Netflix will replace Starz as the exclusive subscription television service for Disney's first-run live-action and animated films, per an agreement announced on Tuesday.
The deal, which covers films released in theaters from 2016 to 2018, will grant Netflix new Disney, Disney Animation, Pixar, Marvel and Disney nature titles. Disney's deal for Lucasfilm has not closed.
Netflix members will be able to watch films instantly about seven and a half months after they debut in theaters.
Financial terms of the deal were not disclosed, although Netflix's will pay more than Starz had been, one individual with knowledge of the deal told TheWrap.
Starz holds the rights to first-run Disney movies through 2015, which means Disney will have "exclusive" titles on both platforms during 2016 and 2017, but none of the titles will be the same.

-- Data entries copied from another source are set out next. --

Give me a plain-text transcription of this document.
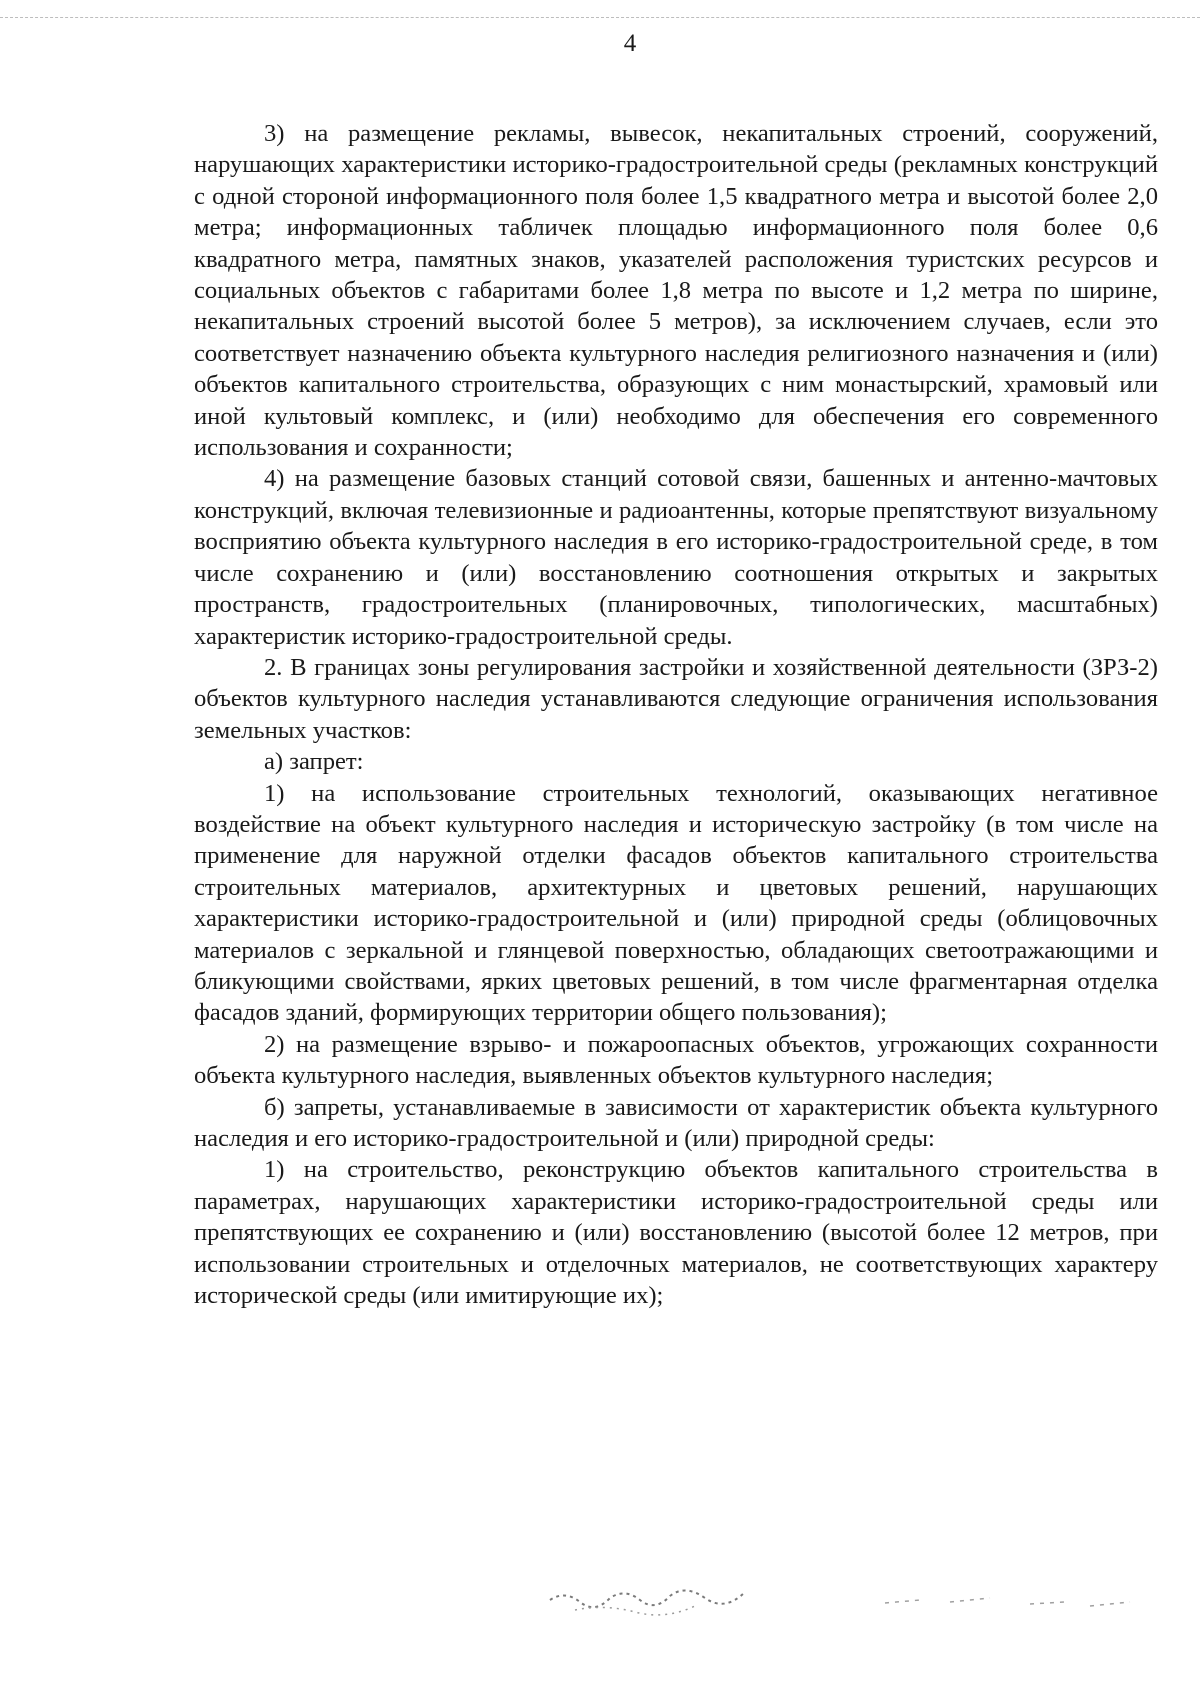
4

3) на размещение рекламы, вывесок, некапитальных строений, сооружений, нарушающих характеристики историко-градостроительной среды (рекламных конструкций с одной стороной информационного поля более 1,5 квадратного метра и высотой более 2,0 метра; информационных табличек площадью информационного поля более 0,6 квадратного метра, памятных знаков, указателей расположения туристских ресурсов и социальных объектов с габаритами более 1,8 метра по высоте и 1,2 метра по ширине, некапитальных строений высотой более 5 метров), за исключением случаев, если это соответствует назначению объекта культурного наследия религиозного назначения и (или) объектов капитального строительства, образующих с ним монастырский, храмовый или иной культовый комплекс, и (или) необходимо для обеспечения его современного использования и сохранности;

4) на размещение базовых станций сотовой связи, башенных и антенно-мачтовых конструкций, включая телевизионные и радиоантенны, которые препятствуют визуальному восприятию объекта культурного наследия в его историко-градостроительной среде, в том числе сохранению и (или) восстановлению соотношения открытых и закрытых пространств, градостроительных (планировочных, типологических, масштабных) характеристик историко-градостроительной среды.

2. В границах зоны регулирования застройки и хозяйственной деятельности (ЗРЗ-2) объектов культурного наследия устанавливаются следующие ограничения использования земельных участков:

а) запрет:

1) на использование строительных технологий, оказывающих негативное воздействие на объект культурного наследия и историческую застройку (в том числе на применение для наружной отделки фасадов объектов капитального строительства строительных материалов, архитектурных и цветовых решений, нарушающих характеристики историко-градостроительной и (или) природной среды (облицовочных материалов с зеркальной и глянцевой поверхностью, обладающих светоотражающими и бликующими свойствами, ярких цветовых решений, в том числе фрагментарная отделка фасадов зданий, формирующих территории общего пользования);

2) на размещение взрыво- и пожароопасных объектов, угрожающих сохранности объекта культурного наследия, выявленных объектов культурного наследия;

б) запреты, устанавливаемые в зависимости от характеристик объекта культурного наследия и его историко-градостроительной и (или) природной среды:

1) на строительство, реконструкцию объектов капитального строительства в параметрах, нарушающих характеристики историко-градостроительной среды или препятствующих ее сохранению и (или) восстановлению (высотой более 12 метров, при использовании строительных и отделочных материалов, не соответствующих характеру исторической среды (или имитирующие их);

The deal also rewards Netflix with a mutli-year catalog deal that includes such Disney classics as "Dumbo" and "Alice in Wonderland." That deal begins today and its duration varies title to title, ranging from a few months to several years. Netflix also earns the rights to Disney's direct-to-video new releases starting in 2013.
"Disney and Netflix have shared a long and mutually beneficial relationship and this deal will bring to our subscribers, in the first pay TV window, some of the highest-quality, most imaginative family films being made today," Ted Sarandos, Chief Content Officer at Netflix, said in a statement. "It's a bold leap forward for Internet television and we are incredibly pleased and proud this iconic family brand is teaming with Netflix to make it happen."
Also Read: Netflix Stock Sinks After Q3 Earnings Report
Netflix's stock rose 14 percent on Tuesday thanks to the news, a welcome shift for a company whose share price dropped precipitously last year before rebounding in 2012.
Netflix's core business has shifted from its film library to television, where rights deals are less expensive and viewers watch multiple episodes in a row. Netflix once had a deal with Starz, which included both Sony and Disney titles, but chose not to renew the relationship earlier this year, forfeiting more than 1,000 titles.
At the same time, Netflix has begun to produce its own shows, including the resurrection of "Arrested Development" and the upcoming "House of Cards." The latter, developed by David Fincher and starring Kevin Spacey, debuts in February.
Challengers such as Amazon and Hulu have posed a greater threat to Netflix in the streaming space, signing new licensing deals. In September, Amazon locked up a streaming deal with Epix, which once offered its titles exclusively to Netflix. CEO Reed Hastings has also hinted at the potential end of the company's deal with Epix, which supplies films from MGM, Lionsgate and Paramount.
Netflix has focused more on kid-friendly titles, including a deal with DreamWorks Animation.
This new deal with Disney provides more of those, from its catalog to new animation titles. It also awards Netflix a new exclusive deal, filling its library with content that distinguish the service from its competitors ranging from Amazon to HBO and Starz.
That content all comes from one of Hollywood's biggest brands, a studio home to not just Disney titles but Pixar, Marvel and now Lucasfilm.